So by removing all the sparse terms we want from 10,197 to 1,788 terms.

Summarizing a Document Term Matrix

Now that we have creating our document term matrix, we can start summarizing the corpus. What are the most frequent terms? Easy:

term.count <- as.data.frame(as.table(DTM.aria.sp)) %>%
  group_by(Terms) %>%
  summarize(n=sum(Freq))

term.count %>% 
  filter(cume_dist(n) > 0.99) %>%
  ggplot(aes(x=reorder(Terms,n),y=n)) + geom_bar(stat='identity') + 
  coord_flip() + xlab('Counts') + ylab('')

A popular visualization tools of term counts is a word cloud. This is simply an alternative visual representation of the counts. We can easily make one:

library(wordcloud)
popular.terms <- filter(term.count,n > 200)
wordcloud(popular.terms$Terms,popular.terms$n,colors=brewer.pal(8,"Dark2"))

Ok, now let’s look at associations between terms. When people talk about “room”, what other terms are used?

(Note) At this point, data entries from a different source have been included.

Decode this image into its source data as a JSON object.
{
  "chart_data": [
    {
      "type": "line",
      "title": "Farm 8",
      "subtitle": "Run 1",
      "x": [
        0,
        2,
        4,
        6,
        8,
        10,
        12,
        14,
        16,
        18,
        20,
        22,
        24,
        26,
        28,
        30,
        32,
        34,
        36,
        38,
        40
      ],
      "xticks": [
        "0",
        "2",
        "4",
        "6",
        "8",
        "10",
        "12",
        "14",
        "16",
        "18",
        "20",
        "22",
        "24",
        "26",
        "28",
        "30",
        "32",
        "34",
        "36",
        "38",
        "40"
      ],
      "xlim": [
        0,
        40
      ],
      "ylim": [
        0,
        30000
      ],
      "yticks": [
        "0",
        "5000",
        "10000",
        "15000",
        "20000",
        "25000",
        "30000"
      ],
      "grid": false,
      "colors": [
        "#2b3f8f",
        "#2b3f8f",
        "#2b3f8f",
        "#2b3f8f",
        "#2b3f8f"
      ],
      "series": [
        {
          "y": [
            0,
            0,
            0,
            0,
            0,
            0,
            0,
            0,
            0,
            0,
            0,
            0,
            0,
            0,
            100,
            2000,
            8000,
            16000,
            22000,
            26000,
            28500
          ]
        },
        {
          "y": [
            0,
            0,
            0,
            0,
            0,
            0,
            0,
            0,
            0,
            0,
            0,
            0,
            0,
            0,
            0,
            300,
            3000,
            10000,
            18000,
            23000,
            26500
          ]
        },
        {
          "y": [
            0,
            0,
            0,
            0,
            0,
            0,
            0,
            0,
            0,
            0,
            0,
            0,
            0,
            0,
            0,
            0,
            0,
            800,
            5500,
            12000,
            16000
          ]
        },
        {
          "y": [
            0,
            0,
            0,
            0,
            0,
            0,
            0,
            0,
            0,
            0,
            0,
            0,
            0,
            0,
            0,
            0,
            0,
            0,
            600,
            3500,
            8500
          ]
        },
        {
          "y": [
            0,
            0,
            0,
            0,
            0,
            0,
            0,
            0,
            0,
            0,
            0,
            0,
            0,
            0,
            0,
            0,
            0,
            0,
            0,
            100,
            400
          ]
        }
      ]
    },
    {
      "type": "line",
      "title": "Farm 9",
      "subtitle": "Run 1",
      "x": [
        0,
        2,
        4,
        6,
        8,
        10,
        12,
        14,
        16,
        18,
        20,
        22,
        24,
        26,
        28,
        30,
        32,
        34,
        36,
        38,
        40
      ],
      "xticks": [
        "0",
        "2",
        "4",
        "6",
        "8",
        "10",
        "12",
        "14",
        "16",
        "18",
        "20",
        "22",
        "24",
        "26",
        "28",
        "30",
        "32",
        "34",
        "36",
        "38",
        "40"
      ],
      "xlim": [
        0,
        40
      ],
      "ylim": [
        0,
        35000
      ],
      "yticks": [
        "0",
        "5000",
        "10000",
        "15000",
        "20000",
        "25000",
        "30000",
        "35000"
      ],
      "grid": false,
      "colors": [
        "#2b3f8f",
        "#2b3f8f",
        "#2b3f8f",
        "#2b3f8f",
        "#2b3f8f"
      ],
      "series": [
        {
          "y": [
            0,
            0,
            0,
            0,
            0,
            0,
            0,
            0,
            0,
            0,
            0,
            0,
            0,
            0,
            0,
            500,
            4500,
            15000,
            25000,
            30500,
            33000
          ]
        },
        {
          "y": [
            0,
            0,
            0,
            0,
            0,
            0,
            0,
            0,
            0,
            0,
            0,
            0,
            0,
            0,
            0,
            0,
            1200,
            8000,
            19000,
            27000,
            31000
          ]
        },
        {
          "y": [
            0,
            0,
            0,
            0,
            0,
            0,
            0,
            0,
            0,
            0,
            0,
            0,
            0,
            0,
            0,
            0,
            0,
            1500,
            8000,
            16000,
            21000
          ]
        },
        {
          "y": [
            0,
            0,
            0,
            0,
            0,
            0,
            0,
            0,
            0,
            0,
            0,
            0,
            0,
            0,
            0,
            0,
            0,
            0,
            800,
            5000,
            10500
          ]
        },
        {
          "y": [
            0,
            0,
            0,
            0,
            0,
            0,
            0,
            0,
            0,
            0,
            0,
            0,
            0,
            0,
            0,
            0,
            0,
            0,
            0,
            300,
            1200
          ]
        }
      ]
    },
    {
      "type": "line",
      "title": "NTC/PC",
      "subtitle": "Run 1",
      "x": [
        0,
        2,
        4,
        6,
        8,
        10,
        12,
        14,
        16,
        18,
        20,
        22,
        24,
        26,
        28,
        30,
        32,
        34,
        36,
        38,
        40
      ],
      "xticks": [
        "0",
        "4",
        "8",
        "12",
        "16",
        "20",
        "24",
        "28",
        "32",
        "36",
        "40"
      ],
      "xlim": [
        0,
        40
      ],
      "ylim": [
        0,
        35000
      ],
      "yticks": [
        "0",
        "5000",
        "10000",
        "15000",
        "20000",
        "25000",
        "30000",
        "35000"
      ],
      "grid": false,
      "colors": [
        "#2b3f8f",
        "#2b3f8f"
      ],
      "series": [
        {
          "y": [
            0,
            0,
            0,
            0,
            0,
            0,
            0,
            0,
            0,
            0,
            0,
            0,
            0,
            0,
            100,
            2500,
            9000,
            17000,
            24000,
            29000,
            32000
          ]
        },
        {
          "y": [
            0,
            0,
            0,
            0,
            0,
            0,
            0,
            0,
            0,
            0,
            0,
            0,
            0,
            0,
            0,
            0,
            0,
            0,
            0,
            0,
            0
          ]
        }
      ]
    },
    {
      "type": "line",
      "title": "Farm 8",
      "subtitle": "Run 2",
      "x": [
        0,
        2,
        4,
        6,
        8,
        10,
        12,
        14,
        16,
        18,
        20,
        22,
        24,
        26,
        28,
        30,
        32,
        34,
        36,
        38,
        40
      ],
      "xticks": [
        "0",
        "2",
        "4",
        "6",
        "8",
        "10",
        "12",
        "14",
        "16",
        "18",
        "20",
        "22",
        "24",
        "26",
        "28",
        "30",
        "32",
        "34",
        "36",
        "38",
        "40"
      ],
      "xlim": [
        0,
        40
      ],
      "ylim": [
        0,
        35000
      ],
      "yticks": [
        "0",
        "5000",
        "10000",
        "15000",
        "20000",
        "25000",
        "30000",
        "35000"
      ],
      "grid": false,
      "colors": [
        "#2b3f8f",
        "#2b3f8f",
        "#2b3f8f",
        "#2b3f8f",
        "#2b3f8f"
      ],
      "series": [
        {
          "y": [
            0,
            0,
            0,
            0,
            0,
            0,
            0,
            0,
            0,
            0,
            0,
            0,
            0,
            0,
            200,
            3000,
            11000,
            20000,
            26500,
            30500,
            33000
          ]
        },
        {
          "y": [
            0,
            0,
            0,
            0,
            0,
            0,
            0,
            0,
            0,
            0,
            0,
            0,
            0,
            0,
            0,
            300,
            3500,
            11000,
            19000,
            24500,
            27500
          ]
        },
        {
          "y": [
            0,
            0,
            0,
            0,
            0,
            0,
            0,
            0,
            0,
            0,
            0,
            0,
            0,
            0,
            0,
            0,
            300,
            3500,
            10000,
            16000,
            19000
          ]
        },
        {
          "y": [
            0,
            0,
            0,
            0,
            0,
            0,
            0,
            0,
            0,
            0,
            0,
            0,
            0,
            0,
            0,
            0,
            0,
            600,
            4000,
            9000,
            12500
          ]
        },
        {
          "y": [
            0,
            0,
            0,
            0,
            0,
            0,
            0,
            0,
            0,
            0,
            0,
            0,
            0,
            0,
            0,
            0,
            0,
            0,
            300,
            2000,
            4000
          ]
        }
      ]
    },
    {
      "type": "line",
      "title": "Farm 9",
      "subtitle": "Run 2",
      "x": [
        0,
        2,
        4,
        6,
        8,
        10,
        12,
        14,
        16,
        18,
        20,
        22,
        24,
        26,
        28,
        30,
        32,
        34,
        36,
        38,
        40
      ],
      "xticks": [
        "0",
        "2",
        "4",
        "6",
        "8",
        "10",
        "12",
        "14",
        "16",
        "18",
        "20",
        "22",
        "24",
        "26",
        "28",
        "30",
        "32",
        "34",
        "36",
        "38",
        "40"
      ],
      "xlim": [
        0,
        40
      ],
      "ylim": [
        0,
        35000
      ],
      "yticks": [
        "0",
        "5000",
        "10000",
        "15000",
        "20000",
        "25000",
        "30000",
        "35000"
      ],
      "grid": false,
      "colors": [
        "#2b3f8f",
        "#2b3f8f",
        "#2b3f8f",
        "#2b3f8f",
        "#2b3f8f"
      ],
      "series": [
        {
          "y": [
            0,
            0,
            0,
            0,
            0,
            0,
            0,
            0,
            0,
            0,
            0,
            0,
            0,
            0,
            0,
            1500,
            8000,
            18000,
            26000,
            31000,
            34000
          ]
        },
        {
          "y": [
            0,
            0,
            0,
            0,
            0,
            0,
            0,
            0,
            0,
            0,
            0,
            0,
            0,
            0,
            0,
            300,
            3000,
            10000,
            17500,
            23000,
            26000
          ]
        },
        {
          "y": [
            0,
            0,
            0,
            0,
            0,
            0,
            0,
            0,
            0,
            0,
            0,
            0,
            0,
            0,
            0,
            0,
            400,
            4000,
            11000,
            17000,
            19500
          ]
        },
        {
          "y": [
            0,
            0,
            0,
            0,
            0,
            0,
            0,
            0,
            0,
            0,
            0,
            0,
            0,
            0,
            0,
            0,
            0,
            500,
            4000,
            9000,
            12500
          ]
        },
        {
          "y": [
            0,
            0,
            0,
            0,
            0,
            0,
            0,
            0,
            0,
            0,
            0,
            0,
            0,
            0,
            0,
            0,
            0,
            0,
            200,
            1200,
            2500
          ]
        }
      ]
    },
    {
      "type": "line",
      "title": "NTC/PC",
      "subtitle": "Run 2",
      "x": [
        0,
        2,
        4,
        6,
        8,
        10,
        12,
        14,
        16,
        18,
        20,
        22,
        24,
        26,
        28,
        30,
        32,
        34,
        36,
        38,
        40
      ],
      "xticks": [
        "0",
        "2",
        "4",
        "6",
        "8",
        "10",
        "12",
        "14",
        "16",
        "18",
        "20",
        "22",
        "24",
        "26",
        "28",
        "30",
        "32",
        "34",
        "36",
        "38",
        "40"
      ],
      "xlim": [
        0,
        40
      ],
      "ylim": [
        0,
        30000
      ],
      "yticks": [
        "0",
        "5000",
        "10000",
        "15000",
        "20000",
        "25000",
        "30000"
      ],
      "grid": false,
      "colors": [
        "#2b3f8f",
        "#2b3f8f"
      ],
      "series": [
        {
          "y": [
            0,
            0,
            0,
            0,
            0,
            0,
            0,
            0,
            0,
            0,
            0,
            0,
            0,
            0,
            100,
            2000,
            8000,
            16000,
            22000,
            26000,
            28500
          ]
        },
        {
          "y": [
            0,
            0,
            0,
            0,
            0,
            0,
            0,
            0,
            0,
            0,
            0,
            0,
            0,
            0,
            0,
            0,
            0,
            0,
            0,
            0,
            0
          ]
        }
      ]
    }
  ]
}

room <- data.frame(findAssocs(DTM.aria.sp, "room", 0.35)) # find terms correlated with "room" 

room %>%
  add_rownames() %>%
  ggplot(aes(x=reorder(rowname,room),y=room)) + geom_point(size=4) + 
  coord_flip() + ylab('Correlation') + xlab('Term') + 
  ggtitle('Terms correlated with Room')

This seems to be terms related to the check-in process. This is something that can be explored in more detail using topic models.

How about “bathroom”?

bathroom <- data.frame(findAssocs(DTM.aria.sp, "bathroom", 0.2))

bathroom %>%
  add_rownames() %>%
  ggplot(aes(x=reorder(rowname,bathroom),y=bathroom)) + geom_point(size=4) + 
  coord_flip() + ylab('Correlation') + xlab('Term') + 
  ggtitle('Terms correlated with Bathroom')

When talking about the bathroom users are most likely to mention “tub”“,”shower“,”light“,”toilet" and “room”.

Exercise

In the analysis above we pooled all users into the same document term matrix. This may be quite misleading for a heterogenous set of users. For example, we might suspect that satisfied and non-satisified users talk about different things - or talk differently about the same things.